Similarly, DRD2 gene expression in the cerebellar hemisphere and chromatin interactions across brain annotations were associated with PAU risk. This underscores the intricate interplay between alcohol metabolism, neural pathways, and genetic factors, offering new insights into the biology of PAU.

Translating Genetic Discoveries into Therapeutic Applications

While our understanding of the genetic underpinnings of PAU has grown significantly, the translation of these discoveries into effective therapeutics remains a complex challenge. Nevertheless, the identification of several genes associated with PAU that interact with drugs approved to treat AUD offers promising avenues for drug repurposing. For instance, GABRA4’s interaction with acamprosate and OPRM1’s interaction with naltrexone open up possibilities for targeted treatments.

Moreover, multivariate analysis suggests potential repurposable drugs, such as trichostatin-a, spironolactone, and clomethiazole, which have demonstrated effects on histone acetylation, neuropeptide Y expression, and alcohol withdrawal-related anxiety. This highlights the potential for novel therapeutic approaches based on genetic insights, though the journey from genetic variants to biologically significant therapeutic targets remains intricate and requires extensive further research.

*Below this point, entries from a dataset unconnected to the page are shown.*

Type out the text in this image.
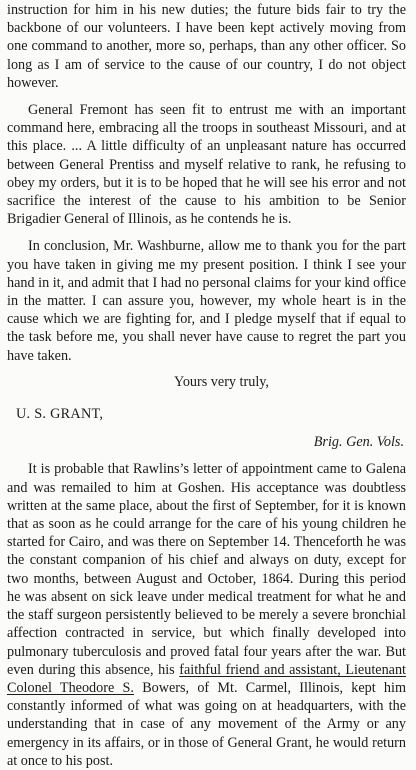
instruction for him in his new duties; the future bids fair to try the backbone of our volunteers. I have been kept actively moving from one command to another, more so, perhaps, than any other officer. So long as I am of service to the cause of our country, I do not object however.

General Fremont has seen fit to entrust me with an important command here, embracing all the troops in southeast Missouri, and at this place. ... A little difficulty of an unpleasant nature has occurred between General Prentiss and myself relative to rank, he refusing to obey my orders, but it is to be hoped that he will see his error and not sacrifice the interest of the cause to his ambition to be Senior Brigadier General of Illinois, as he contends he is.

In conclusion, Mr. Washburne, allow me to thank you for the part you have taken in giving me my present position. I think I see your hand in it, and admit that I had no personal claims for your kind office in the matter. I can assure you, however, my whole heart is in the cause which we are fighting for, and I pledge myself that if equal to the task before me, you shall never have cause to regret the part you have taken.

Yours very truly,

U. S. GRANT,

Brig. Gen. Vols.

It is probable that Rawlins’s letter of appointment came to Galena and was remailed to him at Goshen. His acceptance was doubtless written at the same place, about the first of September, for it is known that as soon as he could arrange for the care of his young children he started for Cairo, and was there on September 14. Thenceforth he was the constant companion of his chief and always on duty, except for two months, between August and October, 1864. During this period he was absent on sick leave under medical treatment for what he and the staff surgeon persistently believed to be merely a severe bronchial affection contracted in service, but which finally developed into pulmonary tuberculosis and proved fatal four years after the war. But even during this absence, his faithful friend and assistant, Lieutenant Colonel Theodore S. Bowers, of Mt. Carmel, Illinois, kept him constantly informed of what was going on at headquarters, with the understanding that in case of any movement of the Army or any emergency in its affairs, or in those of General Grant, he would return at once to his post.
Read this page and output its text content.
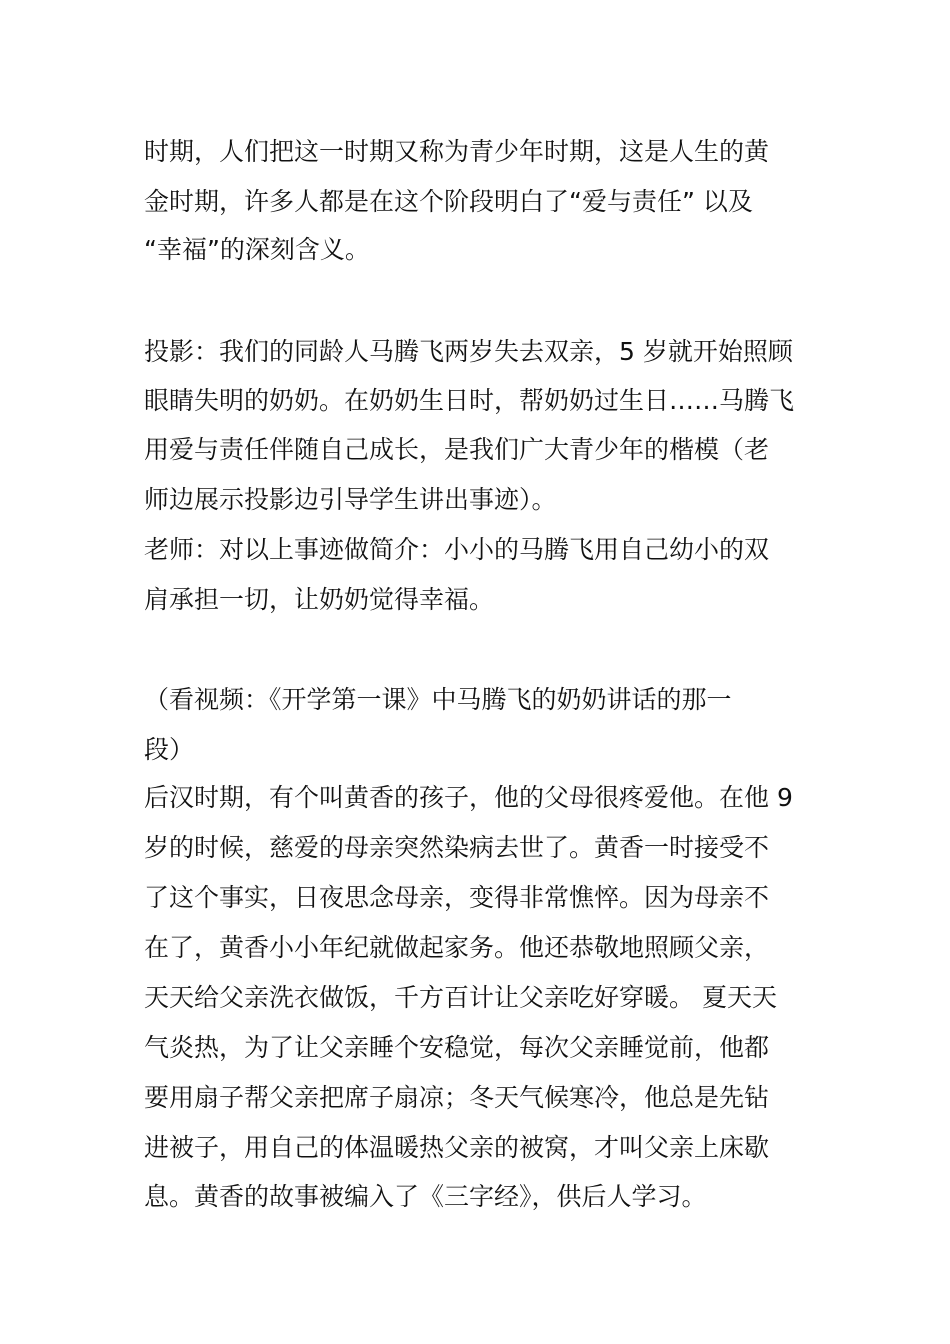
时期，人们把这一时期又称为青少年时期，这是人生的黄
金时期，许多人都是在这个阶段明白了“爱与责任” 以及
“幸福”的深刻含义。
投影：我们的同龄人马腾飞两岁失去双亲，5 岁就开始照顾
眼睛失明的奶奶。在奶奶生日时，帮奶奶过生日……马腾飞
用爱与责任伴随自己成长，是我们广大青少年的楷模（老
师边展示投影边引导学生讲出事迹）。
老师：对以上事迹做简介：小小的马腾飞用自己幼小的双
肩承担一切，让奶奶觉得幸福。
（看视频：《开学第一课》中马腾飞的奶奶讲话的那一
段）
后汉时期，有个叫黄香的孩子，他的父母很疼爱他。在他 9
岁的时候，慈爱的母亲突然染病去世了。黄香一时接受不
了这个事实，日夜思念母亲，变得非常憔悴。因为母亲不
在了，黄香小小年纪就做起家务。他还恭敬地照顾父亲，
天天给父亲洗衣做饭，千方百计让父亲吃好穿暖。 夏天天
气炎热，为了让父亲睡个安稳觉，每次父亲睡觉前，他都
要用扇子帮父亲把席子扇凉；冬天气候寒冷，他总是先钻
进被子，用自己的体温暖热父亲的被窝，才叫父亲上床歇
息。黄香的故事被编入了《三字经》，供后人学习。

Genetic Correlations and Future Directions

The study also explored the genetic relationships between PAU and various traits. Genetic correlations were identified between PAU and substance use traits, including OUD, smoking trajectory, and maximum habitual alcohol intake. These findings underscore the interconnected nature of addictive behaviors and provide a basis for future investigations into shared genetic factors.

While this study has provided invaluable insights into the genetic foundations of PAU, several limitations should be acknowledged. Phenotypic heterogeneity and differences in cohort ascertainment may introduce bias into the results. Additionally, the study’s focus on PAU, while genetically correlated with AUDIT–P, introduces heterogeneity. Differences in cohort ascertainment, such as comorbidities in certain cohorts, may have affected the findings. Furthermore, limited sample sizes in non-European ancestries remain a challenge, emphasizing the importance of collecting data from diverse genetic backgrounds.

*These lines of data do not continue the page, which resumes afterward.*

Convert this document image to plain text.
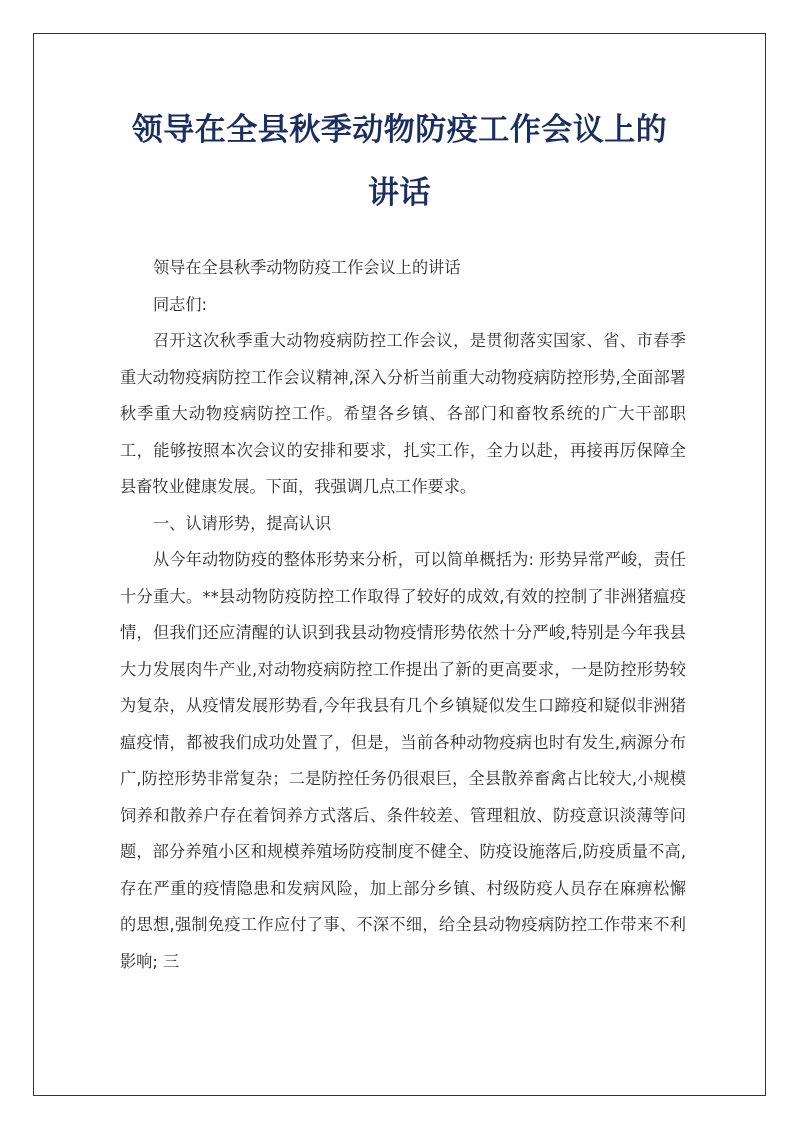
领导在全县秋季动物防疫工作会议上的
讲话

领导在全县秋季动物防疫工作会议上的讲话

同志们:

召开这次秋季重大动物疫病防控工作会议，是贯彻落实国家、省、市春季重大动物疫病防控工作会议精神,深入分析当前重大动物疫病防控形势,全面部署秋季重大动物疫病防控工作。希望各乡镇、各部门和畜牧系统的广大干部职工，能够按照本次会议的安排和要求，扎实工作，全力以赴，再接再厉保障全县畜牧业健康发展。下面，我强调几点工作要求。

一、认请形势，提高认识

从今年动物防疫的整体形势来分析，可以简单概括为: 形势异常严峻，责任十分重大。**县动物防疫防控工作取得了较好的成效,有效的控制了非洲猪瘟疫情，但我们还应清醒的认识到我县动物疫情形势依然十分严峻,特别是今年我县大力发展肉牛产业,对动物疫病防控工作提出了新的更高要求，一是防控形势较为复杂，从疫情发展形势看,今年我县有几个乡镇疑似发生口蹄疫和疑似非洲猪瘟疫情，都被我们成功处置了，但是，当前各种动物疫病也时有发生,病源分布广,防控形势非常复杂；二是防控任务仍很艰巨，全县散养畜禽占比较大,小规模饲养和散养户存在着饲养方式落后、条件较差、管理粗放、防疫意识淡薄等问题，部分养殖小区和规模养殖场防疫制度不健全、防疫设施落后,防疫质量不高,存在严重的疫情隐患和发病风险，加上部分乡镇、村级防疫人员存在麻痹松懈的思想,强制免疫工作应付了事、不深不细，给全县动物疫病防控工作带来不利影响; 三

In conclusion, this multi-ancestry GWAS for PAU has advanced our understanding of the genetic factors contributing to problematic alcohol use in multiple ways. It has highlighted the shared genetic architecture across diverse populations, identified potential candidate genes, revealed the heritability of PAU, and offered insights into brain-related traits and therapeutic possibilities.

This study marks a significant milestone in unraveling the genetic mysteries of PAU, paving the way for future research and potential breakthroughs in the prevention and treatment of alcohol-related disorders. As biobanks and large consortia continue to grow and diversify, we can anticipate a narrowing gap in genetic research between European and non-European populations, ultimately leading to more inclusive and effective interventions for individuals struggling with PAU and related conditions.